Au grand salon de thé, ou dans les groupes de travail, on entend aussi les voix du pouvoir, testant auprès des élus les initiatives envisagées : comme le vice-ministre de la supervidion Chen Changzhi qui prétend faire confisquer en Chine les édifices publics au luxe extravagant et les revendre aux enchères. D’autres projets prévoient le statut de vacance légale à la veille du Nouvel An Lunaire, et l’ouverture probable cette année (selon Shang Fulin, président de la CSRC – la China Securities Regulatory Commission) d’un second tableau de valeurs à risque, un Nasdaq chinois.
Décisions déjà prises: au nom de la santé morale des mineurs, le ban sur tout nouveau cybercafé en 2007, un contrôle strict de l’argent virtuel dit «QQ» du groupe Tencent, créé pour des jeux en ligne, mais servant entretemps à 200M de gens à des usages plus larges, tels le blanchiment d’argent, les paris et le cybersexe.
Enfin, ce forum chinois abrite une jungle hétéroclite de lobbies. Comme tous les tabagistes du monde, Zhang Baozhen, sous-chef du monopole d’Etat, monte au créneau pour défendre l’herbe de Nicot : contre ceux qui veulent la limiter en pensant aux 1,2M de décès/an, Zhang invoque curieusement la stabilité sociale -s’il n’y a plus de fumette, l’émeute guette ! De leur côté, Han Deyou (Chongqing) et 20 élus exigent le retour en équipe olympique de Tian Liang, double médaillé d’or, exclu pour avoir accepté des contrats de publicité au détriment de son entraînement, et surtout refusé de s’excuser. A travers ce cas, au nom de l’« intérêt national », c’est la discipline paramilitaire de la Commission nationale des sports qui est sous les projecteurs.
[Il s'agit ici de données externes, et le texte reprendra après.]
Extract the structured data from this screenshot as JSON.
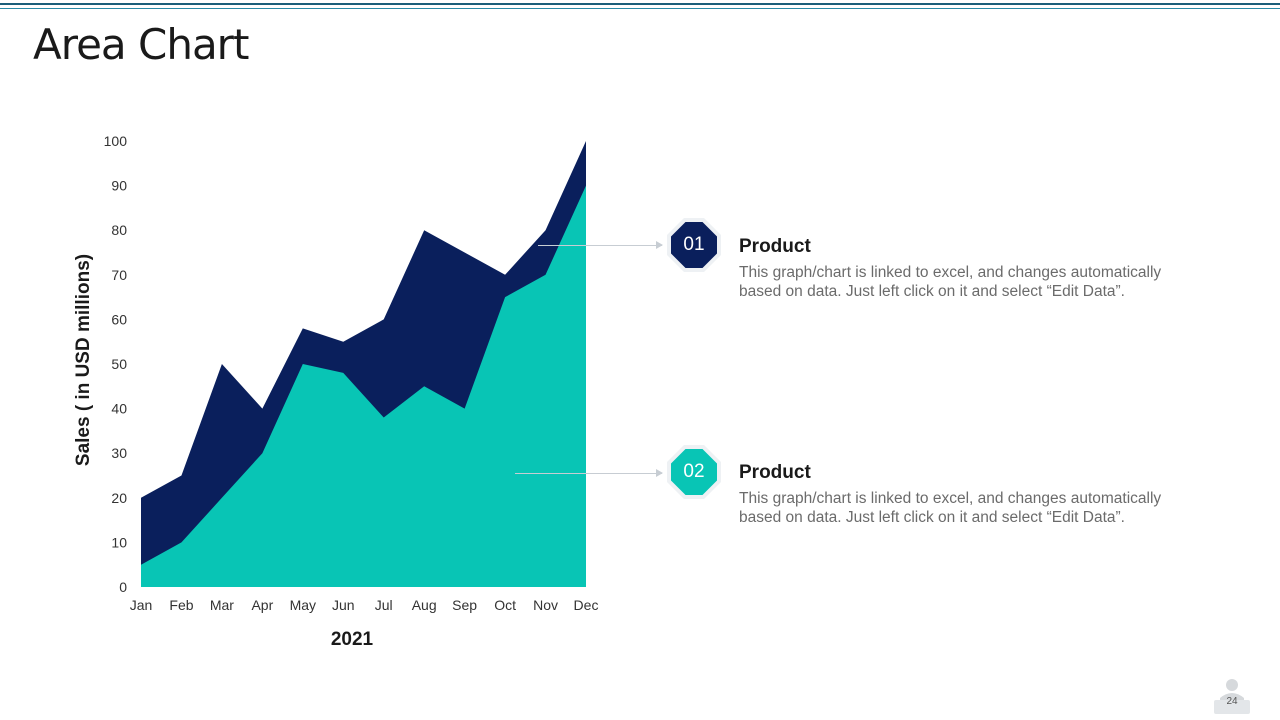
{
  "page": {
    "title": "Area Chart",
    "page_number": "24"
  },
  "colors": {
    "series_1": "#08c5b5",
    "series_2": "#0a1f5c",
    "rule": "#1b5e7a"
  },
  "callouts": [
    {
      "number": "01",
      "title": "Product",
      "text": "This graph/chart is linked to excel, and changes automatically based on data. Just left click on it and select “Edit Data”.",
      "color": "#0a1f5c"
    },
    {
      "number": "02",
      "title": "Product",
      "text": "This graph/chart is linked to excel, and changes automatically based on data. Just left click on it and select “Edit Data”.",
      "color": "#08c5b5"
    }
  ],
  "icons": {
    "badge_shape": "octagon-badge",
    "footer_icon": "presenter-icon"
  },
  "chart_data": {
    "type": "area",
    "stacked": false,
    "categories": [
      "Jan",
      "Feb",
      "Mar",
      "Apr",
      "May",
      "Jun",
      "Jul",
      "Aug",
      "Sep",
      "Oct",
      "Nov",
      "Dec"
    ],
    "series": [
      {
        "values": [
          5,
          10,
          20,
          30,
          50,
          48,
          38,
          45,
          40,
          65,
          70,
          90
        ],
        "color": "#08c5b5"
      },
      {
        "values": [
          20,
          25,
          50,
          40,
          58,
          55,
          60,
          80,
          75,
          70,
          80,
          100
        ],
        "color": "#0a1f5c"
      }
    ],
    "xlabel": "2021",
    "ylabel": "Sales ( in USD millions)",
    "ylim": [
      0,
      100
    ],
    "yticks": [
      0,
      10,
      20,
      30,
      40,
      50,
      60,
      70,
      80,
      90,
      100
    ],
    "grid": false,
    "legend": "none"
  }
}
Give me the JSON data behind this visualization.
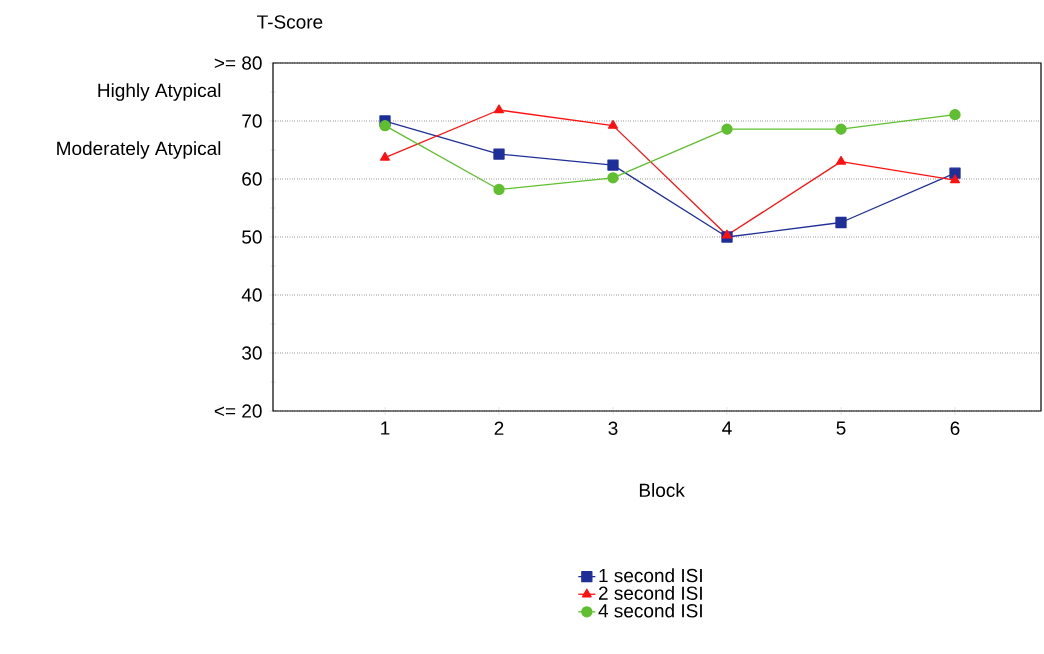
{
  "chart_data": {
    "type": "line",
    "xlabel": "Block",
    "ylabel": "T-Score",
    "categories": [
      "1",
      "2",
      "3",
      "4",
      "5",
      "6"
    ],
    "series": [
      {
        "name": "1 second ISI",
        "color": "#1f2f99",
        "marker": "square",
        "values": [
          70,
          64.3,
          62.4,
          50,
          52.5,
          61
        ]
      },
      {
        "name": "2 second ISI",
        "color": "#ff1010",
        "marker": "triangle",
        "values": [
          63.7,
          71.9,
          69.2,
          50.3,
          63,
          59.8
        ]
      },
      {
        "name": "4 second ISI",
        "color": "#5fbf2f",
        "marker": "circle",
        "values": [
          69.2,
          58.2,
          60.2,
          68.6,
          68.6,
          71.1
        ]
      }
    ],
    "ylim": [
      20,
      80
    ],
    "yticks": [
      {
        "value": 20,
        "label": "<= 20"
      },
      30,
      40,
      50,
      60,
      70,
      {
        "value": 80,
        "label": ">= 80"
      }
    ],
    "annotations": [
      "Highly Atypical",
      "Moderately Atypical"
    ],
    "grid": "y",
    "legend": "bottom",
    "line_style": "solid"
  }
}
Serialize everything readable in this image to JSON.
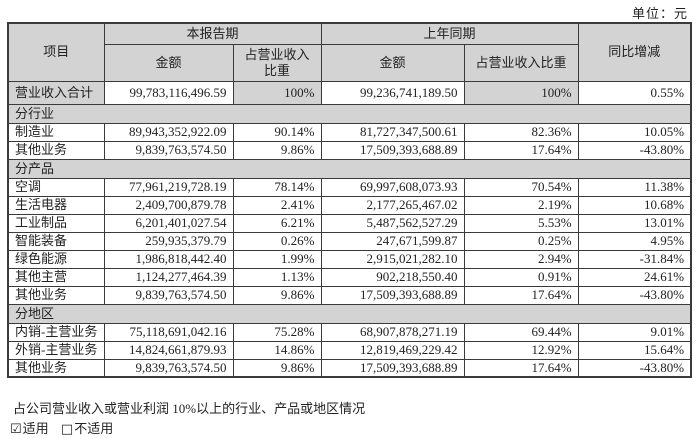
{
  "unit_label": "单位：元",
  "table": {
    "header": {
      "item": "项目",
      "current_period": "本报告期",
      "prior_period": "上年同期",
      "yoy": "同比增减",
      "amount": "金额",
      "pct_of_revenue": "占营业收入比重"
    },
    "rows": [
      {
        "type": "total",
        "label": "营业收入合计",
        "cur_amount": "99,783,116,496.59",
        "cur_pct": "100%",
        "prev_amount": "99,236,741,189.50",
        "prev_pct": "100%",
        "yoy": "0.55%"
      },
      {
        "type": "section",
        "label": "分行业"
      },
      {
        "type": "data",
        "label": "制造业",
        "cur_amount": "89,943,352,922.09",
        "cur_pct": "90.14%",
        "prev_amount": "81,727,347,500.61",
        "prev_pct": "82.36%",
        "yoy": "10.05%"
      },
      {
        "type": "data",
        "label": "其他业务",
        "cur_amount": "9,839,763,574.50",
        "cur_pct": "9.86%",
        "prev_amount": "17,509,393,688.89",
        "prev_pct": "17.64%",
        "yoy": "-43.80%"
      },
      {
        "type": "section",
        "label": "分产品"
      },
      {
        "type": "data",
        "label": "空调",
        "cur_amount": "77,961,219,728.19",
        "cur_pct": "78.14%",
        "prev_amount": "69,997,608,073.93",
        "prev_pct": "70.54%",
        "yoy": "11.38%"
      },
      {
        "type": "data",
        "label": "生活电器",
        "cur_amount": "2,409,700,879.78",
        "cur_pct": "2.41%",
        "prev_amount": "2,177,265,467.02",
        "prev_pct": "2.19%",
        "yoy": "10.68%"
      },
      {
        "type": "data",
        "label": "工业制品",
        "cur_amount": "6,201,401,027.54",
        "cur_pct": "6.21%",
        "prev_amount": "5,487,562,527.29",
        "prev_pct": "5.53%",
        "yoy": "13.01%"
      },
      {
        "type": "data",
        "label": "智能装备",
        "cur_amount": "259,935,379.79",
        "cur_pct": "0.26%",
        "prev_amount": "247,671,599.87",
        "prev_pct": "0.25%",
        "yoy": "4.95%"
      },
      {
        "type": "data",
        "label": "绿色能源",
        "cur_amount": "1,986,818,442.40",
        "cur_pct": "1.99%",
        "prev_amount": "2,915,021,282.10",
        "prev_pct": "2.94%",
        "yoy": "-31.84%"
      },
      {
        "type": "data",
        "label": "其他主营",
        "cur_amount": "1,124,277,464.39",
        "cur_pct": "1.13%",
        "prev_amount": "902,218,550.40",
        "prev_pct": "0.91%",
        "yoy": "24.61%"
      },
      {
        "type": "data",
        "label": "其他业务",
        "cur_amount": "9,839,763,574.50",
        "cur_pct": "9.86%",
        "prev_amount": "17,509,393,688.89",
        "prev_pct": "17.64%",
        "yoy": "-43.80%"
      },
      {
        "type": "section",
        "label": "分地区"
      },
      {
        "type": "data",
        "label": "内销-主营业务",
        "cur_amount": "75,118,691,042.16",
        "cur_pct": "75.28%",
        "prev_amount": "68,907,878,271.19",
        "prev_pct": "69.44%",
        "yoy": "9.01%"
      },
      {
        "type": "data",
        "label": "外销-主营业务",
        "cur_amount": "14,824,661,879.93",
        "cur_pct": "14.86%",
        "prev_amount": "12,819,469,229.42",
        "prev_pct": "12.92%",
        "yoy": "15.64%"
      },
      {
        "type": "data",
        "label": "其他业务",
        "cur_amount": "9,839,763,574.50",
        "cur_pct": "9.86%",
        "prev_amount": "17,509,393,688.89",
        "prev_pct": "17.64%",
        "yoy": "-43.80%"
      }
    ]
  },
  "footer": {
    "note": "占公司营业收入或营业利润 10%以上的行业、产品或地区情况",
    "applicable_checkbox": "☑",
    "applicable_label": "适用",
    "not_applicable_checkbox": "□",
    "not_applicable_label": "不适用"
  },
  "colors": {
    "shading": "#d3d3d3",
    "border": "#3a3a3a",
    "text": "#222222"
  }
}
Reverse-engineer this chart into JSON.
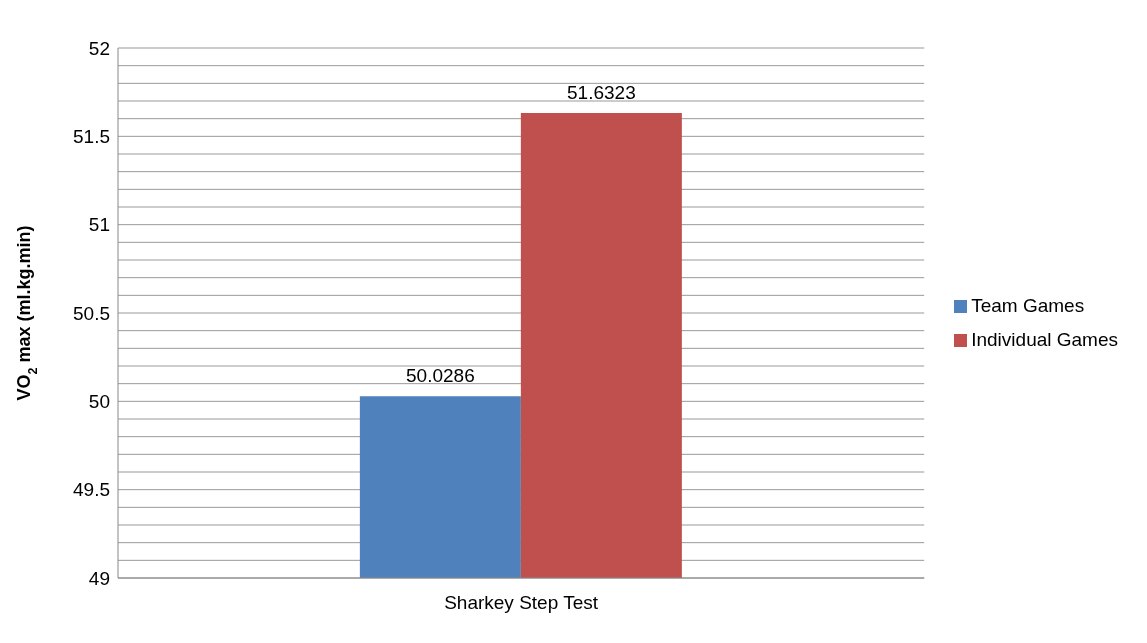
{
  "chart_data": {
    "type": "bar",
    "ylabel": "VO$_{2}$ max (ml.kg.min)",
    "categories": [
      "Sharkey Step Test"
    ],
    "series": [
      {
        "name": "Team Games",
        "color": "#4f81bd",
        "values": [
          50.0286
        ]
      },
      {
        "name": "Individual Games",
        "color": "#c0504d",
        "values": [
          51.6323
        ]
      }
    ],
    "ylim": [
      49,
      52
    ],
    "yticks": [
      49,
      {
        "value": 49.1,
        "label": null
      },
      {
        "value": 49.2,
        "label": null
      },
      {
        "value": 49.3,
        "label": null
      },
      {
        "value": 49.4,
        "label": null
      },
      49.5,
      {
        "value": 49.6,
        "label": null
      },
      {
        "value": 49.7,
        "label": null
      },
      {
        "value": 49.8,
        "label": null
      },
      {
        "value": 49.9,
        "label": null
      },
      50,
      {
        "value": 50.1,
        "label": null
      },
      {
        "value": 50.2,
        "label": null
      },
      {
        "value": 50.3,
        "label": null
      },
      {
        "value": 50.4,
        "label": null
      },
      50.5,
      {
        "value": 50.6,
        "label": null
      },
      {
        "value": 50.7,
        "label": null
      },
      {
        "value": 50.8,
        "label": null
      },
      {
        "value": 50.9,
        "label": null
      },
      51,
      {
        "value": 51.1,
        "label": null
      },
      {
        "value": 51.2,
        "label": null
      },
      {
        "value": 51.3,
        "label": null
      },
      {
        "value": 51.4,
        "label": null
      },
      51.5,
      {
        "value": 51.6,
        "label": null
      },
      {
        "value": 51.7,
        "label": null
      },
      {
        "value": 51.8,
        "label": null
      },
      {
        "value": 51.9,
        "label": null
      },
      52
    ],
    "grid": "y",
    "legend": "right",
    "data_labels": true
  }
}
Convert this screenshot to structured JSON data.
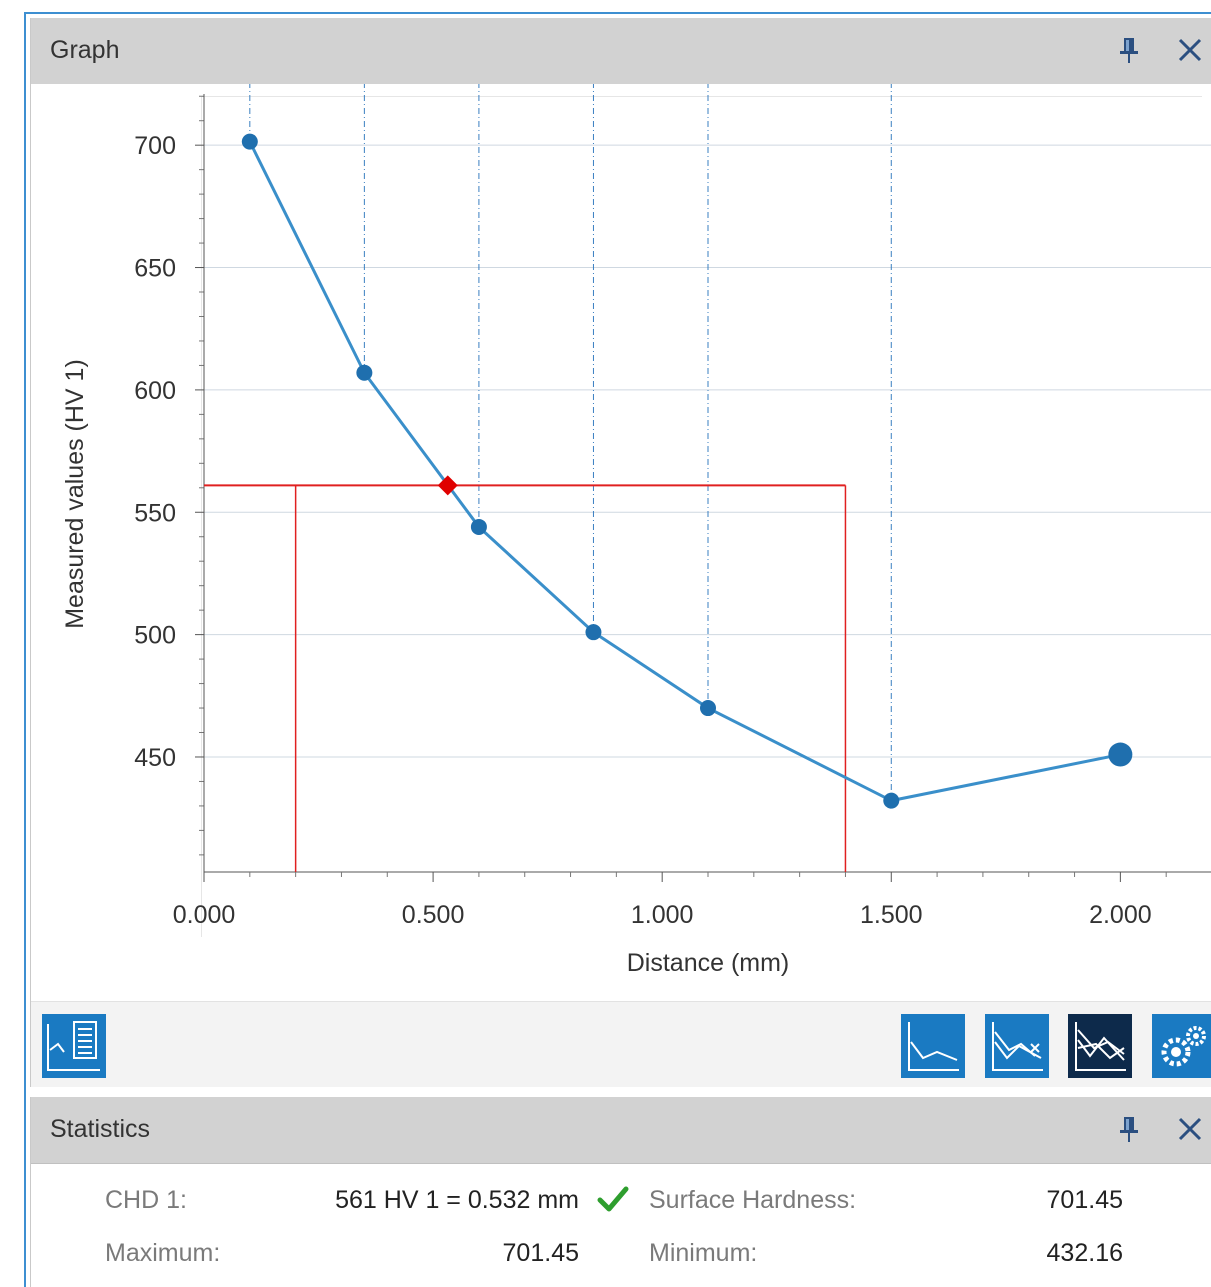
{
  "graph_panel": {
    "title": "Graph",
    "pin_icon": "pin-icon",
    "close_icon": "close-icon"
  },
  "statistics_panel": {
    "title": "Statistics",
    "pin_icon": "pin-icon",
    "close_icon": "close-icon",
    "rows": [
      {
        "label": "CHD 1:",
        "value": "561 HV 1 = 0.532 mm",
        "status_icon": "checkmark-icon",
        "label2": "Surface Hardness:",
        "value2": "701.45"
      },
      {
        "label": "Maximum:",
        "value": "701.45",
        "label2": "Minimum:",
        "value2": "432.16"
      }
    ]
  },
  "toolbar": {
    "left_buttons": [
      "table-chart-icon"
    ],
    "right_buttons": [
      "single-curve-icon",
      "overlay-curves-icon",
      "all-curves-icon",
      "settings-gears-icon"
    ],
    "active_button": "all-curves-icon"
  },
  "colors": {
    "series": "#3a8fca",
    "point": "#1f6fae",
    "threshold": "#e02020",
    "marker": "#e00000",
    "grid": "#cfd8e1",
    "header": "#d2d2d2",
    "button": "#1a7ac2",
    "button_active": "#0d2a4b",
    "check": "#2e9e2e"
  },
  "chart_data": {
    "type": "line",
    "xlabel": "Distance (mm)",
    "ylabel": "Measured values (HV 1)",
    "xlim": [
      0,
      2.2
    ],
    "ylim": [
      403,
      725
    ],
    "x_ticks": [
      "0.000",
      "0.500",
      "1.000",
      "1.500",
      "2.000"
    ],
    "x_tick_values": [
      0,
      0.5,
      1.0,
      1.5,
      2.0
    ],
    "y_ticks": [
      "700",
      "650",
      "600",
      "550",
      "500",
      "450"
    ],
    "y_tick_values": [
      700,
      650,
      600,
      550,
      500,
      450
    ],
    "grid": true,
    "series": [
      {
        "x": [
          0.1,
          0.35,
          0.6,
          0.85,
          1.1,
          1.5,
          2.0
        ],
        "y": [
          701.45,
          607,
          544,
          501,
          470,
          432.16,
          451
        ]
      }
    ],
    "highlighted_point": {
      "x": 2.0,
      "y": 451
    },
    "threshold": {
      "hardness": 561,
      "distance": 0.532,
      "x_range": [
        0.2,
        1.4
      ]
    }
  }
}
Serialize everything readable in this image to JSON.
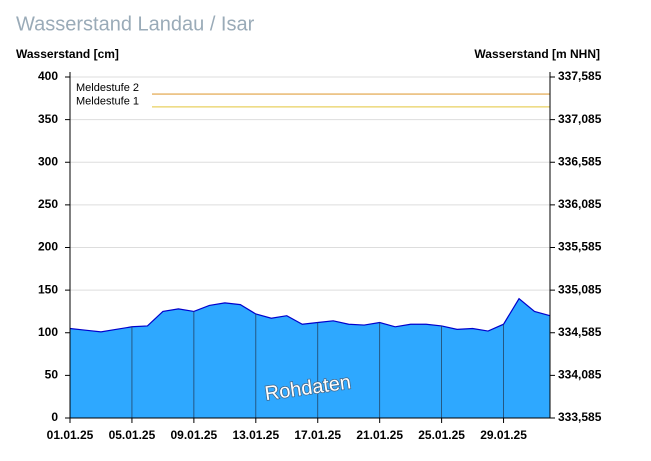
{
  "chart_data": {
    "type": "area",
    "title": "Wasserstand Landau / Isar",
    "y_label": "Wasserstand [cm]",
    "y2_label": "Wasserstand [m NHN]",
    "annotation": "Rohdaten",
    "x": [
      "01.01.25",
      "02.01.25",
      "03.01.25",
      "04.01.25",
      "05.01.25",
      "06.01.25",
      "07.01.25",
      "08.01.25",
      "09.01.25",
      "10.01.25",
      "11.01.25",
      "12.01.25",
      "13.01.25",
      "14.01.25",
      "15.01.25",
      "16.01.25",
      "17.01.25",
      "18.01.25",
      "19.01.25",
      "20.01.25",
      "21.01.25",
      "22.01.25",
      "23.01.25",
      "24.01.25",
      "25.01.25",
      "26.01.25",
      "27.01.25",
      "28.01.25",
      "29.01.25",
      "30.01.25",
      "31.01.25",
      "01.02.25"
    ],
    "series": [
      {
        "name": "Wasserstand",
        "color": "#2ea8ff",
        "line_color": "#0000cc",
        "values": [
          105,
          103,
          101,
          104,
          107,
          108,
          125,
          128,
          125,
          132,
          135,
          133,
          122,
          117,
          120,
          110,
          112,
          114,
          110,
          109,
          112,
          107,
          110,
          110,
          108,
          104,
          105,
          102,
          110,
          140,
          125,
          120
        ]
      }
    ],
    "xlim": [
      "01.01.25",
      "01.02.25"
    ],
    "xticks": [
      "01.01.25",
      "05.01.25",
      "09.01.25",
      "13.01.25",
      "17.01.25",
      "21.01.25",
      "25.01.25",
      "29.01.25"
    ],
    "ylim": [
      0,
      400
    ],
    "yticks": [
      0,
      50,
      100,
      150,
      200,
      250,
      300,
      350,
      400
    ],
    "y2lim": [
      333.585,
      337.585
    ],
    "y2ticks": [
      {
        "value": 333.585,
        "label": "333,585"
      },
      {
        "value": 334.085,
        "label": "334,085"
      },
      {
        "value": 334.585,
        "label": "334,585"
      },
      {
        "value": 335.085,
        "label": "335,085"
      },
      {
        "value": 335.585,
        "label": "335,585"
      },
      {
        "value": 336.085,
        "label": "336,085"
      },
      {
        "value": 336.585,
        "label": "336,585"
      },
      {
        "value": 337.085,
        "label": "337,085"
      },
      {
        "value": 337.585,
        "label": "337,585"
      }
    ],
    "thresholds": [
      {
        "label": "Meldestufe 2",
        "value": 380,
        "color": "#e0a040"
      },
      {
        "label": "Meldestufe 1",
        "value": 365,
        "color": "#e8d060"
      }
    ],
    "grid": true
  }
}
Autre dossier: les élus découvrent que pour la 1ère fois, moins de la moitié des Chinois savent lire, et seuls 53% parlent le mandarin. Pour enrayer la crise, le professeur Zhu Yongxin propose une « fête de la lecture» le 28 septembre, anniversaire de Confucius.
Pas de session de l’ANP sans son millionnaire rouge. Cette année, c’est Ma Weihua (Guangdong), député, communiste et Président de la China Merchants Bank, au salaire d’1M$/an. Il justifie ses émoluments (comme tous autres avant lui) par la nécessaire montée en compétence de son métier : « Notre plus grand problème est celui du savoir-faire »…
Côté animalier, Zhou Ping (Sichuan), veut faire abolir les fermes à bile d’ours, de triste mémoire, aux milliers de plantigrades martyrs. Au Shaanxi, un centre de pandas cherche patte artificielle pour Niuniu, femelle de trois ans, « pour lui permettre de remarcher, trouver seule sa nourriture, et copuler ».
Citons encore, dans cette palette bigarrée d’initiatives civiques, Fan Yi qui milite pour une loi contre le viol homosexuel.
Autant de démarches légitimes, vertueuses… et bien dans les rails du système. Hors du Grand Palais, égarés dans le mauvais siècle (pensant à leurs ancêtres qui venaient se jeter aux pieds de l’empereur), des milliers de pétitionnaires spoliés par des cor-rompus jouent à cache-cache avec le kaki. Mais ils disent garder foi dans le pouvoir central et sa promesse de « société harmonieuse ». Wen Jiabao affirme vouloir écouter —mais entre lui et eux, les gardes sont nombreux et musclés.